This patch fixes an obscure cross-testing problem that crashed (OOMed) our 
boards at Linaro.  Several tests in libstdc++ (e.g., [1]) limit themselves to 
some reasonable amount of RAM and then try to allocate 32 gigs.  Unfortunately, 
the configure test that checks presence of setrlimit is rather strange: if 
target is native, then try compile file with call to setrlimit -- if 
compilation succeeds, then use setrlimit, otherwise, ignore setrlimit.  The 
strange part is that the compilation check is done only for native targets, as 
if cross-toolchains can't generate working executables.  [This is rather odd, 
and I might be missing some underlaying caveat.]

I went spelunking, and the IS_NATIVE check has been there since
r70167, which replaced:

 if test  x"$GLIBCXX_IS_CROSS_COMPILING" = xfalse; then
   # Do checks for memory limit functions.
   GLIBCXX_CHECK_SETRLIMIT

That arrived in r68067, but that seems to eb just a refactoring, and I
got lost tracking it further.

So there has been a similar check since at least 2003.

Therefore, when testing a cross toolchain, the test [1] still tries to allocate 
32GB of RAM with no setrlimit restrictions.  On most targets that people use 
for cross-testing this is not an issue because either
- the target is 32-bit, so there is no 32GB user-space to speak of, or
- the target board has small amount of RAM and no swap, so allocation 
immediately fails, or
- the target board has plenty of RAM, so allocating 32GB is not an issue.

However, if one is testing on a 64-bit board with 16GB or RAM and 16GB of swap, 
then one gets into an obscure near-OOM swapping condition.  This is exactly the 
case with cross-testing aarch64-linux-gnu toolchains on APM Mustang.

The attached patch removes "native" restriction from configure test for 
setrlimit.  This enables setrlimit restrictions on the testsuite, and the test [1] 
expectedly fails to allocate 32GB due to setrlimit restriction.

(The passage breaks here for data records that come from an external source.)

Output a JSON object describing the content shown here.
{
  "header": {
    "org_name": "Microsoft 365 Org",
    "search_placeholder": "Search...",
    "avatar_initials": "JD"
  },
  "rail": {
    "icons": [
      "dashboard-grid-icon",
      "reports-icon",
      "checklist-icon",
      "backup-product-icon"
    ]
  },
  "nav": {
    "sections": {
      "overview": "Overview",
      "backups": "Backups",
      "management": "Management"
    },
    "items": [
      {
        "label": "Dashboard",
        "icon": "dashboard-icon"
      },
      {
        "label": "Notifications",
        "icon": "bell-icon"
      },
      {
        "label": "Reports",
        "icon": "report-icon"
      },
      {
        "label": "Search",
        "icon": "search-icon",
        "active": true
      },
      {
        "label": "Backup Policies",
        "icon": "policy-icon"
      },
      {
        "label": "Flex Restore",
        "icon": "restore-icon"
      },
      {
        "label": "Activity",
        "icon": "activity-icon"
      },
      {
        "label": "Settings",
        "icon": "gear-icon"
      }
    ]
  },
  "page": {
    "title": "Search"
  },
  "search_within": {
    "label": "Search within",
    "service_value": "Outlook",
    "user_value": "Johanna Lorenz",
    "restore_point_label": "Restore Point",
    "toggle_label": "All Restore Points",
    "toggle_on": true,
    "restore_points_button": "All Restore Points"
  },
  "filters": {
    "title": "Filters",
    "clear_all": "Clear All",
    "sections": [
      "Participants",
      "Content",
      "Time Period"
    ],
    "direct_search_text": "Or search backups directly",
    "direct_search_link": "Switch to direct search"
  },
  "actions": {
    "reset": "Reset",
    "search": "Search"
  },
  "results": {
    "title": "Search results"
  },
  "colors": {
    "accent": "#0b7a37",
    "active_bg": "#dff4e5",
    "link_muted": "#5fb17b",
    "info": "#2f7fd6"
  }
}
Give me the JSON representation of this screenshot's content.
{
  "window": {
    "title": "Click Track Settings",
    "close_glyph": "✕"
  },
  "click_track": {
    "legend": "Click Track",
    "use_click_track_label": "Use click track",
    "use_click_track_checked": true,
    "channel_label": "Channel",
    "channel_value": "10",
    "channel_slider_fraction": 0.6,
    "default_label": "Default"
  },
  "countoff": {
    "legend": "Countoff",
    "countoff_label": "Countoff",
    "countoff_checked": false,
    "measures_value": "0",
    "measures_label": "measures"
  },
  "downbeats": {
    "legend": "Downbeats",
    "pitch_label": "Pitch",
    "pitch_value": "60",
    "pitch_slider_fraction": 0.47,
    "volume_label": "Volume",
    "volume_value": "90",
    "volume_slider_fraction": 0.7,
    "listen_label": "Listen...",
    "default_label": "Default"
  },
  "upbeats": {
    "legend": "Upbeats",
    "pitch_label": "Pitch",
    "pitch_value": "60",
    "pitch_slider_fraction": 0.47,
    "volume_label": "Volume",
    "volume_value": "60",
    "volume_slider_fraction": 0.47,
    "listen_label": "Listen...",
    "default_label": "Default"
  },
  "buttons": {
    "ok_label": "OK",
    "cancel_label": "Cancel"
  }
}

I have tested it on x86_64-linux-gnu and i686-linux-gnu native toolchains, and 
aarch64-linux-gnu and arm-linux-gnueabi[hf] cross-toolchains with no 
regressions [*].

OK to commit?

This issue has been present for well over a decade so it doesn't seem
critical to fix in stage4, but as it only affects the testsuite I am
OK with the change if the RMs have no objections.